Caso aconteceu em shopping no bairro Cocó, em Fortaleza. Pai da adolescente, o defensor público de Adriano Leitinho afirmou que vai entrar com uma ação na justiça

Na quarta-feira (22), Mel Campos, de 16 anos, foi impedida de entrar no shopping, em Fortaleza, pelo segurança do local que achou que a garota era pedinte. O defensor público, Adriano Leitinho, pai da jovem relatou o caso nas redes sociais, considerando o caso como racismo, porque sua filha é uma garota negra.

Em entrevista à TV Verdes Mares, filiada da TV Globo em Fortaleza, a jovem relatou o momento “Ela [a segurança] disse que eu não podia estar pedindo dinheiro ali e eu não entendi. Eu questionei ‘[a padaria] está fechada? Não pode mais fazer pedido?’. Aí, ela disse ‘não, não pode pedir aqui dentro’, aí eu entendi o que ela estava querendo dizer”, afirmou a adolescente.

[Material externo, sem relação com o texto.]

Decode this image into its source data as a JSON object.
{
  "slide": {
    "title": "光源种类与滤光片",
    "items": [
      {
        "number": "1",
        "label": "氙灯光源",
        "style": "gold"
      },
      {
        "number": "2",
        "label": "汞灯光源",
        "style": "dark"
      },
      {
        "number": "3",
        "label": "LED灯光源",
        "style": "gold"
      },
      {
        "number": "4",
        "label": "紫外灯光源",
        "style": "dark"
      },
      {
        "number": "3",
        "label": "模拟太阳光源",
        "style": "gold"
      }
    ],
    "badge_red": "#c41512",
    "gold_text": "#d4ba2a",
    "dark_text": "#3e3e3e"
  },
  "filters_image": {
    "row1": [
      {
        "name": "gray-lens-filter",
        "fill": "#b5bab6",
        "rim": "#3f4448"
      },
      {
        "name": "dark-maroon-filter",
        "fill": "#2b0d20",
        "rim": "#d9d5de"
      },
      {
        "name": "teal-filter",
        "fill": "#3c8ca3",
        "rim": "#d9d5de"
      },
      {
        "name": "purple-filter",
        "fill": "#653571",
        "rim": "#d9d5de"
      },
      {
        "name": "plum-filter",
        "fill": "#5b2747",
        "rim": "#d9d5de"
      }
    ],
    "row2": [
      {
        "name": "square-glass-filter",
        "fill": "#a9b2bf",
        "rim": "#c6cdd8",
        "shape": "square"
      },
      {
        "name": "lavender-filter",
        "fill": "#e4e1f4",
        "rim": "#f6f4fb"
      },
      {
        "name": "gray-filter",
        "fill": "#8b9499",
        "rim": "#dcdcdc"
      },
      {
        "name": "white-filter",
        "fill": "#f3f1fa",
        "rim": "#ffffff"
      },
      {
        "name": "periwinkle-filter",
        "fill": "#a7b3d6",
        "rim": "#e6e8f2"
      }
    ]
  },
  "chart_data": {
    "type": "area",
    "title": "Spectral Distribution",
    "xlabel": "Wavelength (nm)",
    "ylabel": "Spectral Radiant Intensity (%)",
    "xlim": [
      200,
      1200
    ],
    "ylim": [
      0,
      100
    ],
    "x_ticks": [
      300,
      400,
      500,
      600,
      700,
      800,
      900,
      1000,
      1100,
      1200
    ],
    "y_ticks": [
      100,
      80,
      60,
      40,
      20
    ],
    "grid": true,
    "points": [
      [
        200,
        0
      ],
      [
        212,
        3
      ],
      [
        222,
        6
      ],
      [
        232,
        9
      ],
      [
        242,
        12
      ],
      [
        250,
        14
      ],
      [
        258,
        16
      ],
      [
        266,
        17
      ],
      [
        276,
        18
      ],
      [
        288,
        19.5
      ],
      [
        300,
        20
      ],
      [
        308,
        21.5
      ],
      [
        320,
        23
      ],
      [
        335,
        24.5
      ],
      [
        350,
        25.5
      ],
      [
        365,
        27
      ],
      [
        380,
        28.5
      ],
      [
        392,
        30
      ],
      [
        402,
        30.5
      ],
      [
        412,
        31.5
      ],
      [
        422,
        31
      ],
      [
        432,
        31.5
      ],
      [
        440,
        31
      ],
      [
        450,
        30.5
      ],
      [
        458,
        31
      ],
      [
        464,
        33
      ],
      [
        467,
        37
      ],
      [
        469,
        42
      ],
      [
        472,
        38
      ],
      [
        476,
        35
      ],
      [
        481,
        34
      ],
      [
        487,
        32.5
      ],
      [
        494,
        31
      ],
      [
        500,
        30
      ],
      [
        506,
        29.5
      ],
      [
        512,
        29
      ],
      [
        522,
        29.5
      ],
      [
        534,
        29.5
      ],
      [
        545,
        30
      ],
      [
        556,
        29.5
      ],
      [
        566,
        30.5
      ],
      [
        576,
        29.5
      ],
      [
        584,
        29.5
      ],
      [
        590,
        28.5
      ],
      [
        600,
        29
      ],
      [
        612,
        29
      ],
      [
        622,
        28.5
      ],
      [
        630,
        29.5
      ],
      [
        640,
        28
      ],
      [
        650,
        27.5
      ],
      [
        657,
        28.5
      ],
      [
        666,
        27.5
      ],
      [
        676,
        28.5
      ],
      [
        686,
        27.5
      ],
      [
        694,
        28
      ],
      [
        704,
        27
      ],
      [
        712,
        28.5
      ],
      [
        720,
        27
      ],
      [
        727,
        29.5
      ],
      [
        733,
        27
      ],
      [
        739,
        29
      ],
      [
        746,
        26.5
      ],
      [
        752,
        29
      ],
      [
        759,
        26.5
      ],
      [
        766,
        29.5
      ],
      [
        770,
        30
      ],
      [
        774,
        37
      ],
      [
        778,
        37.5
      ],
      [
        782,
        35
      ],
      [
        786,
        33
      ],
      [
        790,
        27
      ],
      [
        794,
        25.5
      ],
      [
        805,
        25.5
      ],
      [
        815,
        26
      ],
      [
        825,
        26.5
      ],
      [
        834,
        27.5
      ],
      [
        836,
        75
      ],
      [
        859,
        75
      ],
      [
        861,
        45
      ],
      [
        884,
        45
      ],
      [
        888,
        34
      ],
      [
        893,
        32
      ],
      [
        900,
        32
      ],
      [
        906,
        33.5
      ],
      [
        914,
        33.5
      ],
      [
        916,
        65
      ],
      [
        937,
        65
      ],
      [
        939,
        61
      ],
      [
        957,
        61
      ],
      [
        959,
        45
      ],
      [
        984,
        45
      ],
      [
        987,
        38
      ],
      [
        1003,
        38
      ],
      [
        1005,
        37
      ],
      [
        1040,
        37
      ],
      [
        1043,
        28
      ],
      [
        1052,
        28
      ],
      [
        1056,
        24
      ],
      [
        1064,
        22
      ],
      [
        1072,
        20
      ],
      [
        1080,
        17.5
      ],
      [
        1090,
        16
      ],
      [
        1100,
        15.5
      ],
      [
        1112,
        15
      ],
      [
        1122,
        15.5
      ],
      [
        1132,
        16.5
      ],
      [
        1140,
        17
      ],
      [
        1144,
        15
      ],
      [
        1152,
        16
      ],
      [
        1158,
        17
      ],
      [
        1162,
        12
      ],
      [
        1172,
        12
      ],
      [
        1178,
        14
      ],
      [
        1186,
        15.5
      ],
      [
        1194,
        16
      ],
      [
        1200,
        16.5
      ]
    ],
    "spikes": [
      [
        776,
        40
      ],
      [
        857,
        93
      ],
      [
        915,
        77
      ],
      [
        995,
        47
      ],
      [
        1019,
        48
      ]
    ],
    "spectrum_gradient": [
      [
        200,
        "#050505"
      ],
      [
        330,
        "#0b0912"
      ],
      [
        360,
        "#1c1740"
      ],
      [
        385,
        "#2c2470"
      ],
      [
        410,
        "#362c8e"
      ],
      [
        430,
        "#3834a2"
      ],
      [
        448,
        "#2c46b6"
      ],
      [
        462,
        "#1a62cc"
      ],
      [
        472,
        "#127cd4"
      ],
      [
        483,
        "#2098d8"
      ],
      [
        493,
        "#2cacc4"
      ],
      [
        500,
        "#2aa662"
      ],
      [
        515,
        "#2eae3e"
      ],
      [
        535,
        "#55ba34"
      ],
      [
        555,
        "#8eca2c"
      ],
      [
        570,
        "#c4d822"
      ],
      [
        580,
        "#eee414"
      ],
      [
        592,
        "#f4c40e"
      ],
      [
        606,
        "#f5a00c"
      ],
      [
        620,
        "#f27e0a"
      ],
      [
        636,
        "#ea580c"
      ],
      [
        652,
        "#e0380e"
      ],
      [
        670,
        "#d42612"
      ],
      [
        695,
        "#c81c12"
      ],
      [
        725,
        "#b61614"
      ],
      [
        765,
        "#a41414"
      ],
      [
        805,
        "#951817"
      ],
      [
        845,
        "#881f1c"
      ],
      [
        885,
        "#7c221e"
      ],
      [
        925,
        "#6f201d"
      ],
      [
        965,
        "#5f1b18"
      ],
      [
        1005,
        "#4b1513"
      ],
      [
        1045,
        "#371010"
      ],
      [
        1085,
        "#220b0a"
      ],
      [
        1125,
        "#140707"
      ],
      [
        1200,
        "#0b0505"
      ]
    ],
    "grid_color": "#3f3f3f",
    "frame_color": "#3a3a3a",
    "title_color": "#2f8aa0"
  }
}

A adolescente tinha ido ao shopping para encontrar o pai em uma padaria que fica dentro do centro de compras. Adriano Leitinho relatou o caso nas redes sociais e informou que acionou a Delegacia da Defesa da Criança e do Adolescente para registrar uma notícia-crime. “Minha filha foi para a Portugália para comer. Fiquei de encontrar com ela lá. Quando ela ia entrando, a segurança a abordou dizendo que ela não poderia ficar pedindo ali no shopping”, afirma.

Adriano considerou o episódio vivo pela filha como racismo, já que a jovem é negra. Para ele, a funcionária ligou a cor da adolescente à pobreza ao impedir sua entrada no local. A jovem só conseguiu entrar depois que explicou para a funcionária que era uma cliente.

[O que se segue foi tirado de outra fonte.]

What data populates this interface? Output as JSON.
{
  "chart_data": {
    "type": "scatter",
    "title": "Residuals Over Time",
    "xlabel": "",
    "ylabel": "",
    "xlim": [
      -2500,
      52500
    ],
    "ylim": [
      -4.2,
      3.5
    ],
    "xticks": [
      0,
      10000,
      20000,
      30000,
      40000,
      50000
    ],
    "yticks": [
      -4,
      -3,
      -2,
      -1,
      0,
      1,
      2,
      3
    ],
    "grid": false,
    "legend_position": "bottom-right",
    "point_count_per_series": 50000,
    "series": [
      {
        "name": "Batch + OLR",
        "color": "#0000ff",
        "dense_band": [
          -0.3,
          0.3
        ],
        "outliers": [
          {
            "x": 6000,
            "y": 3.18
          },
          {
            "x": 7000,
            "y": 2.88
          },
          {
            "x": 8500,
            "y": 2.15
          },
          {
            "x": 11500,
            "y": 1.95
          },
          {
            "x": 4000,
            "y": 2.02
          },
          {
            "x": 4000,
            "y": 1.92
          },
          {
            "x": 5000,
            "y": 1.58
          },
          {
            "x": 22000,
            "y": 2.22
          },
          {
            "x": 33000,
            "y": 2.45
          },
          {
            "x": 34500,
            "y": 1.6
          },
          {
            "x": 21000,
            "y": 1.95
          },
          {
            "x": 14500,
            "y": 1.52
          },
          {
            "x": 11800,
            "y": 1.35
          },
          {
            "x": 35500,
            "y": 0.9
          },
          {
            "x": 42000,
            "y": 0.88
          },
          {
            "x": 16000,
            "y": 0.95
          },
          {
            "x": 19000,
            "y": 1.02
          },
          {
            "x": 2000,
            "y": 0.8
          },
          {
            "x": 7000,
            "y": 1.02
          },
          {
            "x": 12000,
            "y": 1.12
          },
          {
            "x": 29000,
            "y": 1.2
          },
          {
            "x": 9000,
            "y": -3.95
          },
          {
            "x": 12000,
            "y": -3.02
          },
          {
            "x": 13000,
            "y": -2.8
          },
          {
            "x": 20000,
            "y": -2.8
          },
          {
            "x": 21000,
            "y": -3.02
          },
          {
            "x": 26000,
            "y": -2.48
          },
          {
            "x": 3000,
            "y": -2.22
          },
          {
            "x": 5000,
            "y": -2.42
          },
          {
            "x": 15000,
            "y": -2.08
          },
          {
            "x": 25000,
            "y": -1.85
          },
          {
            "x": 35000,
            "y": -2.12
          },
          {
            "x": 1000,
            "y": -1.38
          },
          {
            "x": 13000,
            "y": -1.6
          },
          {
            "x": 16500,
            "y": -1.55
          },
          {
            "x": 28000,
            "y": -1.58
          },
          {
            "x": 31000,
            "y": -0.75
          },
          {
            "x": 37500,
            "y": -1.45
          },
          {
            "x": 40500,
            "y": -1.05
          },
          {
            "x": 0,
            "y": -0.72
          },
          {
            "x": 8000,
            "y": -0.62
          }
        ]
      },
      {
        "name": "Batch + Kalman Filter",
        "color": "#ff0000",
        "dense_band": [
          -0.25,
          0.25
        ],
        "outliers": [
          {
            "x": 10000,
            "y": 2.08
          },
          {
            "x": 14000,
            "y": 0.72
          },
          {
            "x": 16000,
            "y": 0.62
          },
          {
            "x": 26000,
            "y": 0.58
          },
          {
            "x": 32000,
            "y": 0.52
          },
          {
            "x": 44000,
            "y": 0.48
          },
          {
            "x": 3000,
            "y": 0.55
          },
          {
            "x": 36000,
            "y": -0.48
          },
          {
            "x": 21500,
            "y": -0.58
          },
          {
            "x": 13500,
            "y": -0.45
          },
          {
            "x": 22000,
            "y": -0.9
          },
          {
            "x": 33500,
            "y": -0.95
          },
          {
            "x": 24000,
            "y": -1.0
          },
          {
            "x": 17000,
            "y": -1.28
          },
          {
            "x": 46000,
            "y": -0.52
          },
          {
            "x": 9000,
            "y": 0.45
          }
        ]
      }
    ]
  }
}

“Eu falei: ‘não moça, eu sou cliente, eu vim aqui comprar’. Eu tentei explicar a situação, aí ela pediu desculpas, e eu entrei”, disse Mel Campos em entrevista.

Para Adriano Leitinho, ainda que a jovem fosse pedinte, a atitude da funcionária seria discriminatória: “A segurança tratou a minha filha como pedinte apenas por ser negra, ligando a cor à pobreza, o que é inadmissível e é racismo. Minha filha estava voltando do jiu jitsu de kimono, com sua mochila nas costas. Não estava pedindo nada a ninguém. E mesmo se estivesse não justificava a abordagem racista e discriminatória”, disse o defensor público.

A gerente do Shopping Pátio Portugaleria, Lúcia Alves, contou à TV Verdes Mares que se desculpou com a adolescente e o pai dela, além de reconhecer o episódio. De acordo com a gerente, a funcionária pediu demissão na última quinta-feira.

A Padaria Portugália, que fica dentro do shopping emitiu uma nota: “A profissional, que fica na área externa da loja, é contratada do centro comercial do qual a padaria é apenas lojista. Não temos qualquer conhecimento ou ingerência sobre a contratação e treinamento dos profissionais que atuam no centro comercial”, informou o estabelecimento.